Jego artykuły mają po 200 tysięcy odsłon. Jak to robi Rekin Finansów?

utworzone przez | sie 1, 2016 | Zarabianie na blogu | 51 Komentarze

Jak sprawić, żeby na nasz blog wchodziło więcej czytelników i jak zacząć zdobywać ruch na blogu? Zapytałam o to Szymona, który na swoim blogu finansowym ma 120 tysięcy unikalnych użytkowników miesięcznie (dane za maj).

Szymon bloguje jako Rekin Finansów. Na swoim blogu rekinfinansow.pl pisze np. o tym, jakie lokaty są najlepsze w danym miesiącu, ale też o własnym biznesie, np. jak zweryfikować swój pomysł na biznes. Ostatnio umieścił na blogu ranking najpopularniejszych blogów finansowych, z którego wynika, że pod względem liczby wizyt na stronie przebijają go tylko Michał Szafrański i Maciej Samcik. Wiem wiem co pomyślicie – liczba wizyt na stronie się nie liczy, ważne jest, czy wokół bloga jest zgromadzona społeczność, a tej (przynajmniej na Facebooku)  Rekin Finansów ma niewiele.

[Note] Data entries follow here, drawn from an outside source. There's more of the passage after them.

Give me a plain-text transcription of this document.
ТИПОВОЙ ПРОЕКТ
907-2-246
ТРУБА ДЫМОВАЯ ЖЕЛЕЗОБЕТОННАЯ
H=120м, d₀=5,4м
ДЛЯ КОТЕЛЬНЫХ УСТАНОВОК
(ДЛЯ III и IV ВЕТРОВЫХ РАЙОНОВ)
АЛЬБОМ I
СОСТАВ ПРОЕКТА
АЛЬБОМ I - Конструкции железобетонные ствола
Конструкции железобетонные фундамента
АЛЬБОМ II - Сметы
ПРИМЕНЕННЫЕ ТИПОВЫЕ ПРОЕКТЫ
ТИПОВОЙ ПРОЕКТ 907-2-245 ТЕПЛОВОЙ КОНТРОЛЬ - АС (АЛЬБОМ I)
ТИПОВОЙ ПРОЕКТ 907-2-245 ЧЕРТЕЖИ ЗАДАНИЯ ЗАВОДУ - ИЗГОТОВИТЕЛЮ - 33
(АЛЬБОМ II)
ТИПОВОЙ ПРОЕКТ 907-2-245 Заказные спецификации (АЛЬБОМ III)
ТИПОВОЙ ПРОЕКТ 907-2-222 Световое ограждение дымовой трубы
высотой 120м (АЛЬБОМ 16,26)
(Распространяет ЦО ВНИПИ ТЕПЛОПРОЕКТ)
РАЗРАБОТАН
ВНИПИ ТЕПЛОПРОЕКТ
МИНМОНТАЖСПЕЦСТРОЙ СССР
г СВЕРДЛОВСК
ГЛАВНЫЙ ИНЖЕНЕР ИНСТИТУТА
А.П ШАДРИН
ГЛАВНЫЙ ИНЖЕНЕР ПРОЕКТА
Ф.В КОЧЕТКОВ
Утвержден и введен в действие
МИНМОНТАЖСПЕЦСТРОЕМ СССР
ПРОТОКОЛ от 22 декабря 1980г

Ale z drugiej strony, myślę sobie, że gdybym miała tak duży ruch na swoim blogu, to przychody z Google AdSense pewnie wynosiłyby koło 1000 zł miesięcznie 🙂 No i zawsze chętnie podglądam, jak działają inni, żeby podpatrzeć jakieś rozwiązania, które mogę wykorzystać u siebie. Na pierwszy rzut oka, Szymon wybiera tematy i pisze artykuły tak, by znaleźć się wysoko w Google i mieć stamtąd dużo wizyt. Czy tak jest w rzeczywistości? Przeczytajcie moją rozmowę z Rekinem Finansów.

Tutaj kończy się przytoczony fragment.